周行點點頭,丟下一句“現在知道了,叨擾了”,轉身就走。

“誒!你怎麽就走了?什麽時候把這東西挪走啊。”洛鳴泉在後面跳腳。

然而周行早就跑得沒影兒了。

周行馬不停蹄往家裏趕,等他趕到家中,已經是夕陽西下。

石方巳正同石初程在書房中坐而論道,書案上是累得高高的一摞寫過的字紙。

周行將一身仆仆風塵卷進了書房,吹散了一室玄遠。

“式溪,你回來就太好了,阿遐的新鋪子已經擇定了良辰吉日,就要開張了,我還擔心你趕不回來呢。”石方巳笑著迎過來,替周行取下披風。

周行看見案幾上有一碟點心,他一路趕回來,也沒來得及吃點東西,當下伸手就拿:“不是說是同俞娘子一同做的生意嗎?怎麽變成林遐的生意了?”

不待石方巳說話,石初程便搶答:“這個我知道,都怪來閣寶瞎攪和,他非要插手提花塢的生意,天天在家同俞娘子鬧,可憐俞娘子還大著肚子,三番四次被他氣哭,這家夥還惡人先告狀,找俞阿翁幫他說項。”

周行塞了自己滿嘴的點心,艱難道:“俞夫子這個迂夫子,必然又沒幫俞娘子。”

“是的呀,”石初程一臉愁苦,“他認為妻以夫綱天經地義,來閣寶不想讓她做買賣,她就不應該去做什麽買賣。俞娘子素來孝順,見父親開口了,只好順從了。”

周行從石方巳手裏接過茶盞,猛灌了兩口,這才道:“那俞娘子不就從東家成了織娘嗎?虧了虧了。這迂夫子,又是何苦。”

“這樣也未嘗不好,商賈到底只是下品,俞風和如今想走仕途,不讓女兒做買賣也是題中應有之意。”石方巳道。

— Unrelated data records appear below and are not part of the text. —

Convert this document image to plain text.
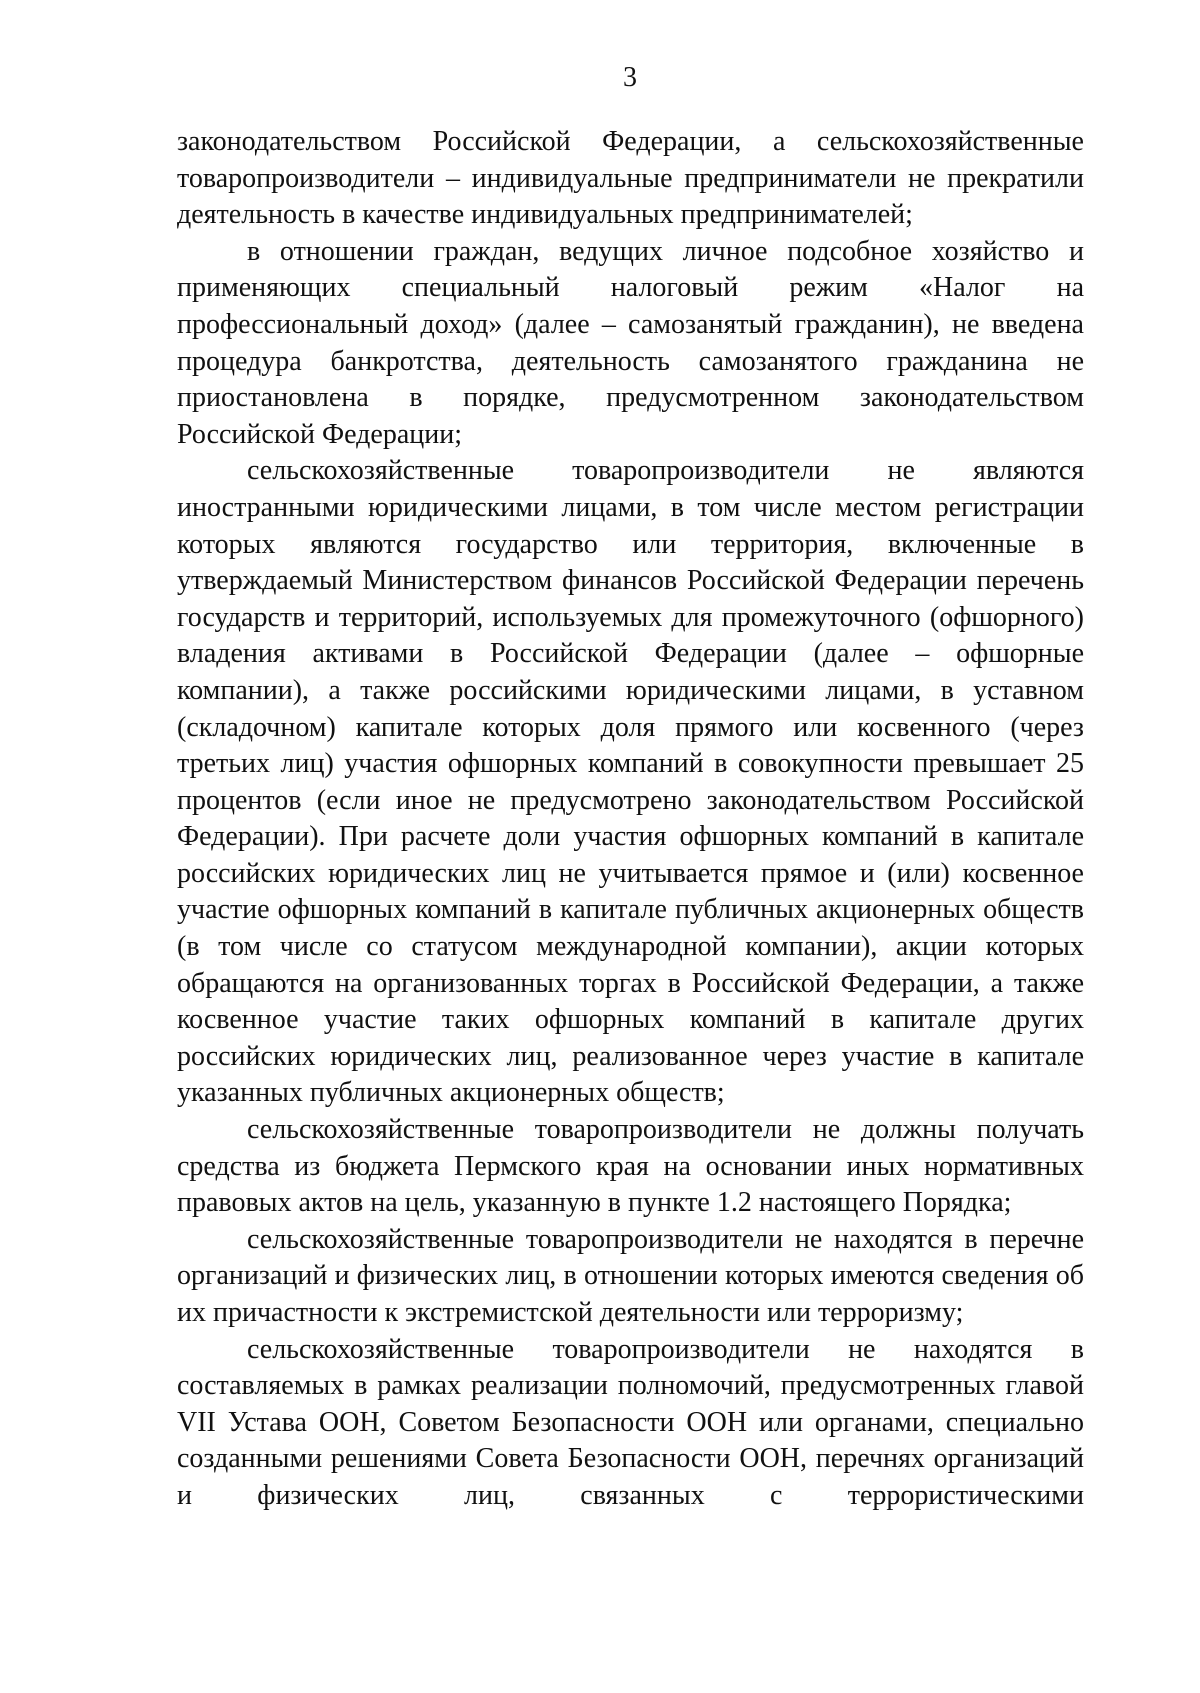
3

законодательством Российской Федерации, а сельскохозяйственные товаропроизводители – индивидуальные предприниматели не прекратили деятельность в качестве индивидуальных предпринимателей;

в отношении граждан, ведущих личное подсобное хозяйство и применяющих специальный налоговый режим «Налог на профессиональный доход» (далее – самозанятый гражданин), не введена процедура банкротства, деятельность самозанятого гражданина не приостановлена в порядке, предусмотренном законодательством Российской Федерации;

сельскохозяйственные товаропроизводители не являются иностранными юридическими лицами, в том числе местом регистрации которых являются государство или территория, включенные в утверждаемый Министерством финансов Российской Федерации перечень государств и территорий, используемых для промежуточного (офшорного) владения активами в Российской Федерации (далее – офшорные компании), а также российскими юридическими лицами, в уставном (складочном) капитале которых доля прямого или косвенного (через третьих лиц) участия офшорных компаний в совокупности превышает 25 процентов (если иное не предусмотрено законодательством Российской Федерации). При расчете доли участия офшорных компаний в капитале российских юридических лиц не учитывается прямое и (или) косвенное участие офшорных компаний в капитале публичных акционерных обществ (в том числе со статусом международной компании), акции которых обращаются на организованных торгах в Российской Федерации, а также косвенное участие таких офшорных компаний в капитале других российских юридических лиц, реализованное через участие в капитале указанных публичных акционерных обществ;

сельскохозяйственные товаропроизводители не должны получать средства из бюджета Пермского края на основании иных нормативных правовых актов на цель, указанную в пункте 1.2 настоящего Порядка;

сельскохозяйственные товаропроизводители не находятся в перечне организаций и физических лиц, в отношении которых имеются сведения об их причастности к экстремистской деятельности или терроризму;

сельскохозяйственные товаропроизводители не находятся в составляемых в рамках реализации полномочий, предусмотренных главой VII Устава ООН, Советом Безопасности ООН или органами, специально созданными решениями Совета Безопасности ООН, перечнях организаций и физических лиц, связанных с террористическими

“俞夫子哪裏就能當上官了,他現在一心想奔仕途,連教書先生都不肯做了,屆時家裏還不是要靠著俞娘子母女織布度日。這上有老下有小的,將來還不知道怎樣。”周行搖搖頭,又灌了一口水,這才放下茶盞。

石初程卻得意一笑:“我知道一個秘密,俞娘子只告訴了我,你們可不許告訴她家人去。”

“哦?什麽秘密?”周行十分配合地問道。

“俞娘子暗地裏還是同林娘子一起做生意的,不過不給家裏知道罷了。”

周行又取了個點心,笑道:“我就說吧,俞娘子看著溫婉,實際上有主意著呢。”

周行正要把點心往嘴裏塞,手卻被石方巳按住,周行一楞,以為是石方巳嫌棄他不洗手,當下垮著臉道:“大哥,我趕了好些天的路,累得要死,就不洗手了吧。”

“我不是叫你洗手,你沒進晡食嗎?怎的餓成這樣。”石方巳蹙眉看他。

“別說晡食了,朝食、晝食也都沒吃,路上就吃了兩口餅,對付了一下。”周行苦著臉,眼睜睜看著石方巳奪走了他手中的點心。

“你等著,我給你做點熱乎的,盡吃這個怎麽行。”石方巳一聽就心疼了,當即就要朝外走去。

“我來!我來!我會!”石初程聞言立刻從座中站起,‘呲溜’一下就越過石方巳,搶著躥了出去。

“這孩子,”石方巳看著石初程的背影笑著搖了搖頭,“前兩天跟著鄒娘子學會了做馎饦,到現在這熱乎勁兒還沒過呢。”